Germaine Greer, Arc, Stockton: GERMAINE Greer is in trouble. In recent weeks, she has offended poets, academic professors, the Council for the Protection of Rural England - and most of Australia.

But while the outspoken author and feminist muses with a vaguely guilty expression on the offence caused, you can tell she isn't really the slightest bit remorseful.

The audience with Germaine Greer at Arc was a great success with a huge mix of people turning out to spend an entertaining evening in the company of this controversial, acclaimed academic and broadcaster.

Though she is best known as a feminist icon and author of the groundbreaking book The Female Eunuch, her subject matter for the evening touched on a number of other issues.

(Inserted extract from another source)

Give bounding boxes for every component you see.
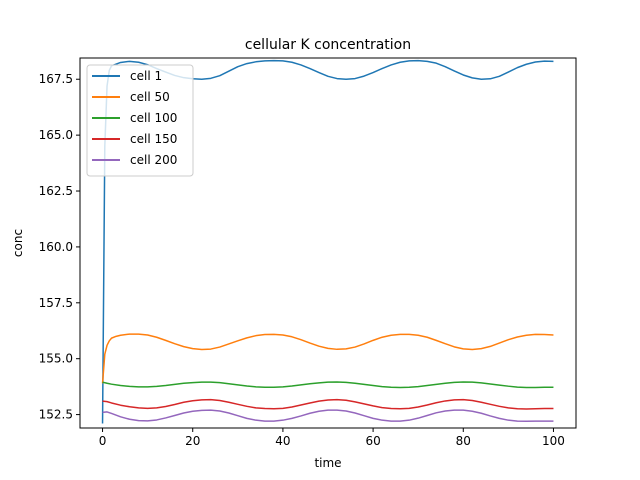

Her love of nature crept in frequently and she recounted her recent meeting with the CPRE - "Just what are they protecting rural England from? People?" she asked incredulously.

Germaine also detailed how the prime minister of Australia publicly blasted her earlier this year for criticising Australians as "too relaxed to give a damn" in a newspaper article. She was unrepentant on that too.

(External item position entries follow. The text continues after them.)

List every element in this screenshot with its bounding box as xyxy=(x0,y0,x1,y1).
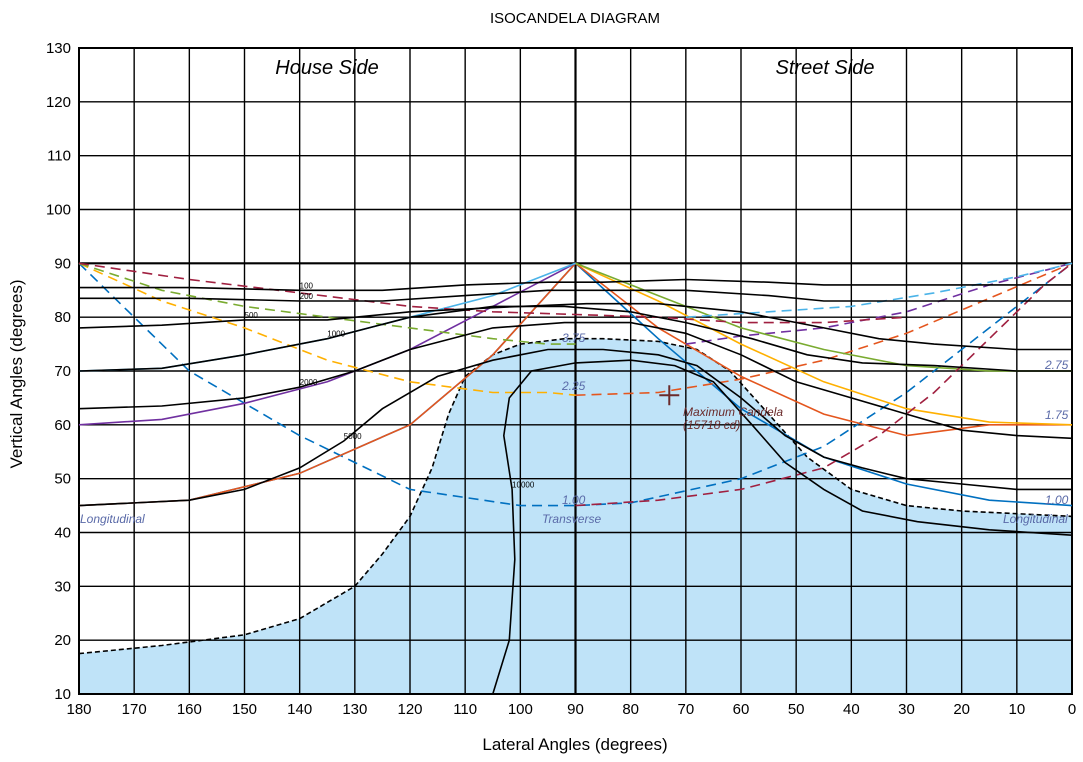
house-side-label: House Side xyxy=(275,57,378,79)
isocandela-label-200: 200 xyxy=(300,292,314,301)
isocandela-500 xyxy=(78,302,1072,351)
isocandela-100 xyxy=(79,278,1072,292)
y-tick-label: 90 xyxy=(54,255,71,272)
isocandela-2000 xyxy=(78,321,1073,440)
y-tick-label: 20 xyxy=(54,632,71,649)
isocandela-label-1000: 1000 xyxy=(327,330,345,339)
x-tick-label: 50 xyxy=(788,701,805,718)
y-tick-label: 40 xyxy=(54,525,71,542)
y-tick-label: 70 xyxy=(54,363,71,380)
isocandela-lines: 100 200 500 1000 2000 5000 10000 xyxy=(78,278,1073,695)
x-tick-label: 160 xyxy=(177,701,202,718)
y-tick-label: 80 xyxy=(54,309,71,326)
x-tick-label: 30 xyxy=(898,701,915,718)
max-candela-marker xyxy=(659,385,680,406)
isocandela-1000 xyxy=(78,305,1072,372)
beam-curve-2 xyxy=(78,262,1073,507)
isocandela-10000 xyxy=(492,359,1073,695)
y-tick-label: 30 xyxy=(54,578,71,595)
x-tick-label: 20 xyxy=(953,701,970,718)
isocandela-label-100: 100 xyxy=(300,281,314,290)
x-tick-label: 40 xyxy=(843,701,860,718)
transverse-label: Transverse xyxy=(542,512,601,526)
x-tick-label: 100 xyxy=(508,701,533,718)
beam-curve-6 xyxy=(78,262,576,396)
beam-curve-10 xyxy=(78,262,576,345)
factor-label-3-75: 3.75 xyxy=(562,331,586,345)
isocandela-5000 xyxy=(78,348,1072,507)
x-tick-label: 140 xyxy=(287,701,312,718)
street-side-label: Street Side xyxy=(776,57,875,79)
y-axis-label: Vertical Angles (degrees) xyxy=(7,280,26,469)
beam-curve-13 xyxy=(78,262,907,324)
isocandela-label-500: 500 xyxy=(245,311,259,320)
factor-label-2-25: 2.25 xyxy=(561,379,586,393)
x-tick-label: 150 xyxy=(232,701,257,718)
x-axis-label: Lateral Angles (degrees) xyxy=(482,735,667,754)
y-tick-label: 120 xyxy=(46,94,71,111)
isocandela-label-5000: 5000 xyxy=(344,432,362,441)
chart-title: ISOCANDELA DIAGRAM xyxy=(490,10,660,27)
y-tick-label: 100 xyxy=(46,202,71,219)
y-tick-label: 130 xyxy=(46,40,71,57)
x-tick-label: 170 xyxy=(122,701,147,718)
y-tick-label: 60 xyxy=(54,417,71,434)
x-tick-label: 180 xyxy=(66,701,91,718)
isocandela-label-2000: 2000 xyxy=(300,378,318,387)
y-tick-label: 10 xyxy=(54,686,71,703)
factor-label-1-75: 1.75 xyxy=(1045,408,1069,422)
y-tick-label: 110 xyxy=(47,148,71,165)
longitudinal-left-label: Longitudinal xyxy=(80,512,145,526)
x-tick-label: 90 xyxy=(567,701,584,718)
y-tick-label: 50 xyxy=(54,471,71,488)
x-tick-label: 130 xyxy=(342,701,367,718)
longitudinal-right-label: Longitudinal xyxy=(1003,512,1068,526)
factor-label-1-00: 1.00 xyxy=(562,493,586,507)
x-tick-label: 60 xyxy=(733,701,750,718)
max-candela-label: Maximum Candela xyxy=(683,405,783,419)
beam-curve-9 xyxy=(575,262,1072,372)
tick-labels: 180 170 160 150 140 130 120 110 100 90 80 70 60 50 40 3… xyxy=(46,40,1076,718)
beam-curve-3 xyxy=(78,262,1072,507)
x-tick-label: 110 xyxy=(453,701,477,718)
x-tick-label: 80 xyxy=(622,701,639,718)
factor-label-1-00-right: 1.00 xyxy=(1045,493,1069,507)
beam-curve-8 xyxy=(685,262,1073,345)
x-tick-label: 120 xyxy=(397,701,422,718)
beam-curve-5 xyxy=(575,262,1073,426)
beam-curve-4 xyxy=(575,262,1073,396)
isocandela-label-10000: 10000 xyxy=(512,480,535,489)
beam-curves xyxy=(78,262,1073,507)
beam-curve-14 xyxy=(575,262,1073,507)
max-candela-value: (15718 cd) xyxy=(683,418,740,432)
x-tick-label: 10 xyxy=(1008,701,1025,718)
isocandela-200 xyxy=(79,289,1072,302)
beam-curve-12 xyxy=(685,262,1073,318)
factor-label-2-75: 2.75 xyxy=(1044,358,1069,372)
x-tick-label: 0 xyxy=(1068,701,1076,718)
x-tick-label: 70 xyxy=(677,701,694,718)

And as for the male poets - well, as she told an academic conference recently - it's just male sexual display, no different from peacocks. Certainly a few feathers ruffled there then, too.

This performance wasn't the usual empowering rant we have come to expect from this outrageous, intelligent, articulate woman - but was still an enjoyable, thought-provoking evening.

Michelle Hedger

Out of Order, Darlington

Civic Theatre

RAY Cooney's excellent Westminster farce features Giles Watling, Paul Shane and Vicki Michelle in a tale about a blustering Labour MP attempting an assignation with Michael Howard's curvy blonde secretary. The evening starts well but goes into decline when the would-be adulterers discover a body half-in and half-out of their bedroom window.

When you're in a hole, the saying goes, stop digging - but Richard Willey MP is a close aide of Tony Blair and can't leave well enough alone. He enlists the aid of his Private Secretary George Pigden, who has an invalid mother looked after by a fiery nurse, and so it goes on, with Willey getting himself tangled up in a tissue of lies.

The play has all the hallmarks of British farce: the cupboard door keeps swinging open to reveal the body, the curvy blonde loses most of her clothes, the hunky husband swans about in a tiny towel, which comes adrift to expose his bare bottom - very nice, too.

There's a trend that began in pantomime and now seems to be creeping into mainstream performances, for actors to appear so helpless with laughter at their own antics that they are unable to continue with their lines. This used to be amusing, even endearing, for the audience but it happens too often in this production and becomes irritating. Comedy is much funnier if the cast takes it seriously.

Having said that, if the cast had a good time, the audience did too. I particularly enjoyed Patric Kearns' performance as The Body, and Terry O'Sullivan as The Waiter.